Event News
Hunt Museum announces two exhibitions for Limerick running up to September 20, 2026
Hunt Museum announces two summer exhibitions for Limerick running up to September 20, 2026. Our, Óir, Ore: Four Millennia of Silver and Gold offers a compelling journey through the enduring significance of precious metals. Picture by: Kieran Ryan-Benson
From gold and silver to contemporary conversations, the Hunt Museum announces two exhibitions in Limerick for Summer 2026

The Hunt Museum presents two complementary exhibitions opening this summer, inviting audiences to explore the rich cultural and artistic heritage of Limerick and the wider Shannon region, running up to September 20, 2026.
Our, Óir, Ore: Four Millennia of Silver and Gold offers a compelling journey through the enduring significance of precious metals with a focus on Limerick’s underacknowledged history at the centre of Bronze Age trade. This exhibition reclaims Limerick’s importance, highlighting the ingenuity, technical mastery, and creative vision behind works of lasting brilliance found or made in the Shannon region over four millennia.

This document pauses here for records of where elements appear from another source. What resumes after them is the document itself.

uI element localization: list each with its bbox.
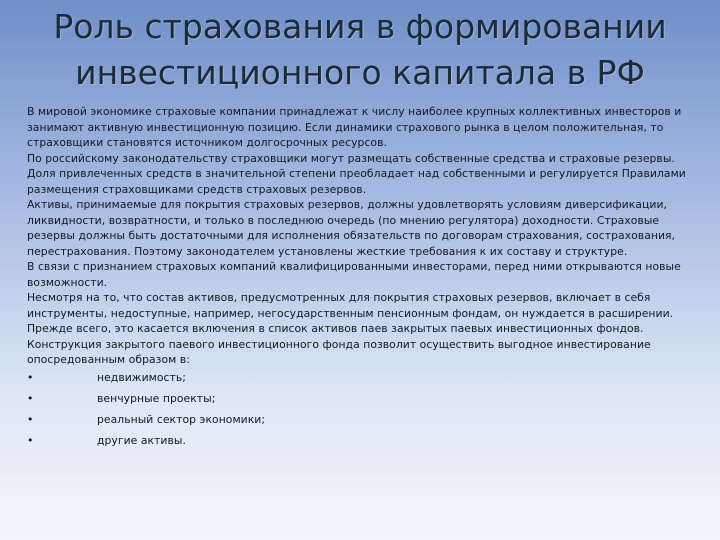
- bullet-text: реальный сектор экономики;: [97, 413, 266, 427]
- paragraph-expansion-need: Несмотря на то, что состав активов, предусмотренных для покрытия страховых резервов, включает в себя инструменты, недоступные, например, негосударственным пенсионным фондам, он нуждается в расширении.: [27, 291, 674, 320]
- paragraph-legislation: По российскому законодательству страховщики могут размещать собственные средства и страховые резервы. Доля привлеченных средств в значительной степени преобладает над собственными и регулируется Правилами размещения страховщиками средств страховых резервов.: [27, 151, 686, 196]
- list-item: [27, 389, 693, 410]
- paragraph-closed-funds: Прежде всего, это касается включения в список активов паев закрытых паевых инвестиционных фондов. Конструкция закрытого паевого инвестиционного фонда позволит осуществить выгодное инвестирование опосредованным образом в:: [27, 322, 651, 366]
- list-item: [27, 431, 693, 452]
- slide-body: [27, 104, 693, 452]
- bullet-marker: •: [27, 413, 34, 427]
- bullet-text: другие активы.: [97, 434, 186, 448]
- bullet-list: [27, 368, 693, 452]
- bullet-marker: •: [27, 392, 34, 406]
- list-item: [27, 410, 693, 431]
- paragraph-asset-requirements: Активы, принимаемые для покрытия страховых резервов, должны удовлетворять условиям диверсификации, ликвидности, возвратности, и только в последнюю очередь (по мнению регулятора) доходности. Страховые резервы должны быть достаточными для исполнения обязательств по договорам страхования, сострахования, перестрахования. Поэтому законодателем установлены жесткие требования к их составу и структуре.: [27, 198, 676, 258]
- title-line-2: инвестиционного капитала в РФ: [75, 53, 645, 92]
- bullet-marker: •: [27, 371, 34, 385]
- title-line-1: Роль страхования в формировании: [53, 7, 667, 46]
- list-item: [27, 368, 693, 389]
- slide-title: [0, 4, 720, 96]
- paragraph-qualified-investors: В связи с признанием страховых компаний квалифицированными инвесторами, перед ними открываются новые возможности.: [27, 260, 681, 289]
- bullet-text: венчурные проекты;: [97, 392, 216, 406]
- paragraph-insurers-role: В мировой экономике страховые компании принадлежат к числу наиболее крупных коллективных инвесторов и занимают активную инвестиционную позицию. Если динамики страхового рынка в целом положительная, то страховщики становятся источником долгосрочных ресурсов.: [27, 105, 682, 149]
- bullet-text: недвижимость;: [97, 371, 186, 385]
- bullet-marker: •: [27, 434, 34, 448]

With a narrative that begins in the Twentieth century and moves backwards through time, from Limerick’s Georgian silversmithing tradition, through early Christian and Viking metalwork, and into the Iron and Bronze Ages, this reverse chronology reveals the deep-rooted innovation and skill that define Ireland’s metalworking heritage.
Many of the objects on display were made or discovered in the Limerick region – positioned on Europe’s western edge, these artefacts demonstrate how trade, wealth, and craftsmanship flourished here, connecting Limerick to wider cultural and economic networks. Drawing on works from the Hunt Collection, Limerick Museum, the National Museum of Ireland, and private lenders, the exhibition presents a rich and layered history spanning over four millennia.

Running in tandem, OUR: Conversations with the Collection explores how meaning is amplified when contemporary art enters into dialogue with historical artefacts. This exhibition offers a powerful and original lens through which to understand human culture. Placing objects from the Hunt Museum alongside contemporary works by artists and craftspeople, it reveals striking continuities in how objects carry meaning across time and geography.
Contributors include Ghanaian artist, Ibrahim Mahama, Cecilia Bullo, Guggi, Eithne Jordan and Sonja Landweer with works on view by Henry Moore, William Scott and Giorgio Morandi, this exhibition offers a compelling encounter with the quiet power of objects to shape human stories.
Together, these exhibitions form a fresh and immersive experience of the Hunt Collection, connecting Limerick’s past with contemporary artistic expression and revealing the continued relevance of cultural heritage today.